2 – Idem, p. 370-371
3 – Gustav Glück, Das grosse Brueghel-Werk, Vienne, Munich, 1963, p. 84
4 – Emeric Katona, « La Prédication de Saint Jean-Baptiste de Breugel », dans Bulletin du Musée Hongrois d. Beaux-Arts, n° 22, 1963, pp. 41-69.
5 – Jacqueline Folie, Brueghel. Une dynastie de peintres, cat. exp. Bruxelles, 18 septembre – 18 novembre 1980, p. 143, cat. n° 79.
6 – Fritz Grossmann, Brueghel, The Paintings, Londres, 1955, p. 343.
7 – Dominique Allart, L’Entreprise Brueghel, Maastricht, Bruxelles, 2002, p. 50, doc. 20.
8 – M. Auner, « Pieter Brueghel. Umrisse eines Lebensbildes », dans Jahrbuch der Kunsthistorischen Sammlungen in Wien, n° 52, 1956, pp. 117-118.
9 – Celui conservé au Rheinisches Landesmuseum de Bonn (inv. n° G.K. 34) est daté de 1601, et celui conservé à l’Ermitage de Saint-Pétersbourg (inv. n° ГЭ-3519) est daté de 1604.
10 –Georges Marlier, Pierre Brueghel le Jeune, Bruxelles, 1969, p. 54.
11 – Michel Auner, op. cit., pp. 109-118.

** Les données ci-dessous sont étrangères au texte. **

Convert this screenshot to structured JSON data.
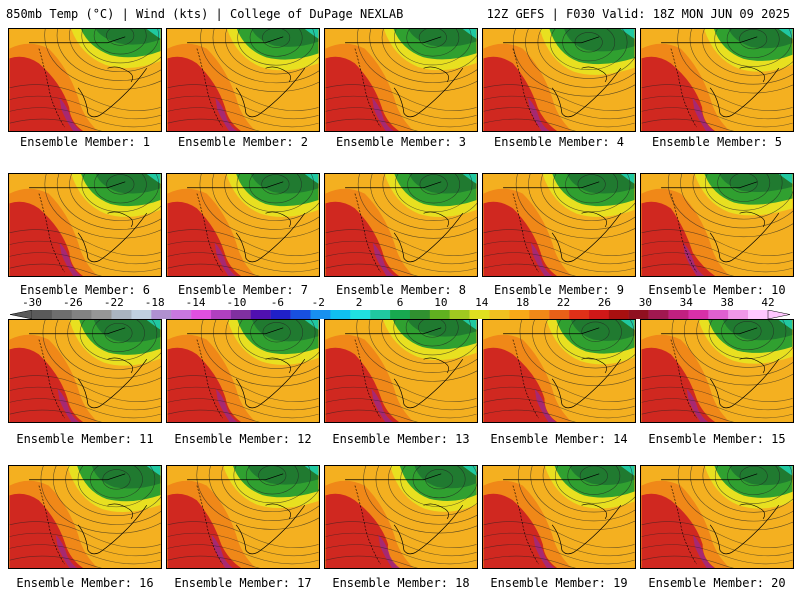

12 – Fritz Grossmann, Pieter Brueghel. Complete edition of the paintings, Londres, 1973, p. 200.
13 – Les versions conservées au Stedelijk Museum Wuyts-Van Campen en Baron Caroly (inv. n°44) à Lier, datée de 1624, et celle conservée dans une collection particulière à Esslingen (voir Klaus Ertz, Op. cit., p. 374, cat. E335) ne le présentent en effet pas.